Ilustrasi pria membayar jasa transportasi umum (freepik.com/freepik)
MTI merumuskan lima pilar utama sebagai strategi implementasi BRT yang terintegrasi dan berkelanjutan. Pilar pertama adalah aspek teknis, yakni jalur khusus steril di median jalan dengan halte terhubung skybridge dan pedestrian ramah pejalan kaki. Bus berlantai rendah disiapkan agar aksesibel bagi anak-anak, lansia, dan penyandang disabilitas.
“Angkutan kota diarahkan menjadi feeder menuju halte BRT, dan sistem digital akan mengatur jadwal, pembayaran non-tunai, hingga informasi real-time,” jelas Gultom.
Pilar kedua mencakup pendanaan berkelanjutan, dengan kombinasi skema KPBU, APBN/APBD, serta pungutan seperti congestion charge atau carbon tax. Targetnya adalah Farebox Recovery Ratio (FRR) sebesar 60–80 persen agar sistem tetap sehat dan efisien.
Ketiga, kelembagaan yang kuat diperlukan melalui pembentukan dua badan: lembaga pembangunan masterplan dan lembaga pengelola operasional (bisa berupa BLUD atau BUMD). Pilar keempat, regulasi penunjang, mencakup penegakan ETLE di jalur BRT serta dorongan penggunaan bus listrik dan energi ramah lingkungan.

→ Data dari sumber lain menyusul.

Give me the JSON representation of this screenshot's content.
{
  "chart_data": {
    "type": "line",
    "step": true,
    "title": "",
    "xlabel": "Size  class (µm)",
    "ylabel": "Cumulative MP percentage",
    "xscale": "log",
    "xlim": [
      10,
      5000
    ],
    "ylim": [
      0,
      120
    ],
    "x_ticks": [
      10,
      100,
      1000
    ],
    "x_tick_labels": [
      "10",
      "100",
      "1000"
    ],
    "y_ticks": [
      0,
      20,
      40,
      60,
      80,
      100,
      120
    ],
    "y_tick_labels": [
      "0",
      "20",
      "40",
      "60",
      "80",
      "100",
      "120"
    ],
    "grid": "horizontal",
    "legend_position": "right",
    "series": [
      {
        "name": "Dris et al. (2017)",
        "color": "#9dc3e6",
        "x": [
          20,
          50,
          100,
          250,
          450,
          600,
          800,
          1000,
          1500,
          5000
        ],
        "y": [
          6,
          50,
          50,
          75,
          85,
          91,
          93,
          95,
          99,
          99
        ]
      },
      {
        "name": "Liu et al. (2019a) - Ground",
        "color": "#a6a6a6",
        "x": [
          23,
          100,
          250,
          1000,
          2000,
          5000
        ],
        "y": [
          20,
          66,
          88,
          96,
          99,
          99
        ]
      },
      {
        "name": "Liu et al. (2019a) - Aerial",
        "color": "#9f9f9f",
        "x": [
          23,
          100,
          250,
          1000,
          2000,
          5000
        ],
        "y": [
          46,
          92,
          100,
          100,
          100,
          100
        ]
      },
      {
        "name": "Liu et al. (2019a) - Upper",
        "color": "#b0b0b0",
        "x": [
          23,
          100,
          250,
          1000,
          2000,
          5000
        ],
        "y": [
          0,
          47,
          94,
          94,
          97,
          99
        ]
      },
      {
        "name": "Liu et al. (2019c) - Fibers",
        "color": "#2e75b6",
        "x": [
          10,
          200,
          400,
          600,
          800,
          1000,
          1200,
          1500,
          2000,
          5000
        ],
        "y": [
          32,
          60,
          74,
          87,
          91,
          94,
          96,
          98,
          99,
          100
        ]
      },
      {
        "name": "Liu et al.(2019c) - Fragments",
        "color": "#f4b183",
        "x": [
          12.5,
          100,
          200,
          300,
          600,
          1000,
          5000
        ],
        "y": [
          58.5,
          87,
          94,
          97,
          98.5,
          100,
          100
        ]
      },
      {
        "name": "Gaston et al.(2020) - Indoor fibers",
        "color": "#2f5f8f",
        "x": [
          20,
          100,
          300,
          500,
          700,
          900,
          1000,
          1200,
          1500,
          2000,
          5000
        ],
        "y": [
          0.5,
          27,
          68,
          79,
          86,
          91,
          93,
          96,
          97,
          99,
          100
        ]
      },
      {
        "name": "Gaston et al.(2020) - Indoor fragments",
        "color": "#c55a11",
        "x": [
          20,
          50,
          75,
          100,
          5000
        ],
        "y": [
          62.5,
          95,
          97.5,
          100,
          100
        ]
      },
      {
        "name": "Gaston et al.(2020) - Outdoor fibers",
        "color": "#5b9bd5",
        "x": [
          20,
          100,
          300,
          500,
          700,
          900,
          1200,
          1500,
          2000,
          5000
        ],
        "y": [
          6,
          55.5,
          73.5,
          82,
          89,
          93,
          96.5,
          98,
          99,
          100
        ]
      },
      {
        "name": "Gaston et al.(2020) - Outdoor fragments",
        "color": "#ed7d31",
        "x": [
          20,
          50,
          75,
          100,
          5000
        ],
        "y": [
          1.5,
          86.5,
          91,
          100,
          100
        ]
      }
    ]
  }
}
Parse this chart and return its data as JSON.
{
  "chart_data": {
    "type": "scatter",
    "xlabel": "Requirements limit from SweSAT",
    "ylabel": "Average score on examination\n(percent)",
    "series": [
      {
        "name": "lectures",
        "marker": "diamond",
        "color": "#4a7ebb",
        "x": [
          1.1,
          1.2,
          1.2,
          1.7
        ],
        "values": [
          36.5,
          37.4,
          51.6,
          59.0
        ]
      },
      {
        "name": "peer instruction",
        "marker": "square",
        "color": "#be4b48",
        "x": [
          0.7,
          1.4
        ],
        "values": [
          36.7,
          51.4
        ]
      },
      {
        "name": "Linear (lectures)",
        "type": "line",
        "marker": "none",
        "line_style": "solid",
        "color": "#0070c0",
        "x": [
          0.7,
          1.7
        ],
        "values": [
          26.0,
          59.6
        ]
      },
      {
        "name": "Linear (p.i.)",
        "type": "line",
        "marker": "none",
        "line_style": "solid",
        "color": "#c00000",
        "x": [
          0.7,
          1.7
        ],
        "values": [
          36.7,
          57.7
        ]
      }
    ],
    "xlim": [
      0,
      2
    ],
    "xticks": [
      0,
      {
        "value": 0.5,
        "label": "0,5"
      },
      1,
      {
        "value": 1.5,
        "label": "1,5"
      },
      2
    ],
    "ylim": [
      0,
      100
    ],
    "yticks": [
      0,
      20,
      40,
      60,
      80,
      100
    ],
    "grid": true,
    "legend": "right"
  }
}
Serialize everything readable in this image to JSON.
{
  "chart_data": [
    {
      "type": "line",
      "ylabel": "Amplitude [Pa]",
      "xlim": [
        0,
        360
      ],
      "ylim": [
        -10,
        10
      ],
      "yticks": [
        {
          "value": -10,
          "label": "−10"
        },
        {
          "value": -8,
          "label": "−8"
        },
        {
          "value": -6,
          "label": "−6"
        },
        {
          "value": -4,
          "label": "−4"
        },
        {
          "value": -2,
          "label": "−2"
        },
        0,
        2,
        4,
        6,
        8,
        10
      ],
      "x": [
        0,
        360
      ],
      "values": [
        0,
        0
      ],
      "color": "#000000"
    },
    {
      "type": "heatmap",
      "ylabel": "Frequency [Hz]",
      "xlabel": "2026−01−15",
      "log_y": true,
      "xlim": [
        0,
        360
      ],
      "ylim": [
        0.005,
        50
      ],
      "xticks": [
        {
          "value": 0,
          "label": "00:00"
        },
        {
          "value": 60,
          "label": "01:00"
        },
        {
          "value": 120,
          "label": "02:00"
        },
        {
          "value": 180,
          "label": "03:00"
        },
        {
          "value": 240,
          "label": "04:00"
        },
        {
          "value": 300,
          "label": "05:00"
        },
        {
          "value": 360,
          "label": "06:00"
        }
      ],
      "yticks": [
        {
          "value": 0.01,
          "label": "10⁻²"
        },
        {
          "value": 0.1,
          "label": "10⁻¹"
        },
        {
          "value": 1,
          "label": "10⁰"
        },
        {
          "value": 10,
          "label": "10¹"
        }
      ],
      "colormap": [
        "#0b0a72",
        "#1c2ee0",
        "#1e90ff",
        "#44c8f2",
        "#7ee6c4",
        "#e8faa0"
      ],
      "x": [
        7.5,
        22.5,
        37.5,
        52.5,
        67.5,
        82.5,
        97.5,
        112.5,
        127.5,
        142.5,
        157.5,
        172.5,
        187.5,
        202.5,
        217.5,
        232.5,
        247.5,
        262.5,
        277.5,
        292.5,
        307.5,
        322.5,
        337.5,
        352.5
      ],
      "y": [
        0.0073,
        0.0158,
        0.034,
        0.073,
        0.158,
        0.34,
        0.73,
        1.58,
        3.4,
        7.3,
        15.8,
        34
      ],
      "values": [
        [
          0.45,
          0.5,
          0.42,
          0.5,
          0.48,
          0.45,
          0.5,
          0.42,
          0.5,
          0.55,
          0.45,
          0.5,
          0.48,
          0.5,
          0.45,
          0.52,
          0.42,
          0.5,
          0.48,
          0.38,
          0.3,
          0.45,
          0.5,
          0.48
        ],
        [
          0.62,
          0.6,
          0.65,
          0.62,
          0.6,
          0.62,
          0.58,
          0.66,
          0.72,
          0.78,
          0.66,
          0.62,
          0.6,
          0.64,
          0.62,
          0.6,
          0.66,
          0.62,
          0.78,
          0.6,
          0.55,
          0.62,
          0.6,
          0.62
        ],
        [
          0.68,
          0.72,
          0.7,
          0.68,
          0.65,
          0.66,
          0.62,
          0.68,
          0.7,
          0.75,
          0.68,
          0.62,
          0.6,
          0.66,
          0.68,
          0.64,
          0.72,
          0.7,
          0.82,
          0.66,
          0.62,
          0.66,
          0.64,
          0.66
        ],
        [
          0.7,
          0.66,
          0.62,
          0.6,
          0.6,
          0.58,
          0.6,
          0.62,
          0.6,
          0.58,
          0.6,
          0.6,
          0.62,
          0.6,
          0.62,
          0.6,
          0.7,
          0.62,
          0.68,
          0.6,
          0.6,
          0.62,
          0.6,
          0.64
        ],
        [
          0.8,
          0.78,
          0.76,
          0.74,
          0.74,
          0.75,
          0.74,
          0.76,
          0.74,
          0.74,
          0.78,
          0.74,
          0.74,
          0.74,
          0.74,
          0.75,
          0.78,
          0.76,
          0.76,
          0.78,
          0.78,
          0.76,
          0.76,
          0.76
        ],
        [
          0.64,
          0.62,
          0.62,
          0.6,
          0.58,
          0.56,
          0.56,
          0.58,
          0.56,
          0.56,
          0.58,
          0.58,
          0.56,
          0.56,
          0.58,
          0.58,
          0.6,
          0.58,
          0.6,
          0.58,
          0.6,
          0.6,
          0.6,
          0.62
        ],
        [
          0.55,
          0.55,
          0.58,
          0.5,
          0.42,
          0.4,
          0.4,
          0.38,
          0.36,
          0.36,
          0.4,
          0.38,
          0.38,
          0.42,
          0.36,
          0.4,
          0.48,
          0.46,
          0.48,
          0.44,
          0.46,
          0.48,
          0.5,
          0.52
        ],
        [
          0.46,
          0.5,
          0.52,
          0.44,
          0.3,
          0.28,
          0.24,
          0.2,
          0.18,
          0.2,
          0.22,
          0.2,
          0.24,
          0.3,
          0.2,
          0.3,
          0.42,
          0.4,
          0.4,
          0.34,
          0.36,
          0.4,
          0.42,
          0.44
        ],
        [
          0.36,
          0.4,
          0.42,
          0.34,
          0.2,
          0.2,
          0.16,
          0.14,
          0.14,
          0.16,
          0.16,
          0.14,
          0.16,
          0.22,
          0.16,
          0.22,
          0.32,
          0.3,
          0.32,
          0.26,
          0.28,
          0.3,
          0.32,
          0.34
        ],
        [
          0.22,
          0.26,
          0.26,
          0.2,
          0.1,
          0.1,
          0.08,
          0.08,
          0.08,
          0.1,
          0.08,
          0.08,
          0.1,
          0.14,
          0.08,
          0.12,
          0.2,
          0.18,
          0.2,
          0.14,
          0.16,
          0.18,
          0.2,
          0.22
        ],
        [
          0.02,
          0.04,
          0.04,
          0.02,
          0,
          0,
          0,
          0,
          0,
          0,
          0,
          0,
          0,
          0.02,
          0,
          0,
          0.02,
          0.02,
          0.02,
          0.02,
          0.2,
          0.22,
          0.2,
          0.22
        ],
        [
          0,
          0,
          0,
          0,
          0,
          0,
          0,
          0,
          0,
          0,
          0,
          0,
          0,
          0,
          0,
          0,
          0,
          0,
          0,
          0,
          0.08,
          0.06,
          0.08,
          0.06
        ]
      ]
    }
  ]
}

Terakhir, tata kelola yang akuntabel harus diterapkan melalui pengukuran indikator kinerja utama seperti ketepatan waktu, kepuasan penumpang, efisiensi operasional, dan pengurangan emisi. Armada BRT wajib diperemajakan setiap 10–15 tahun, dengan pelatihan berkala bagi pengemudi.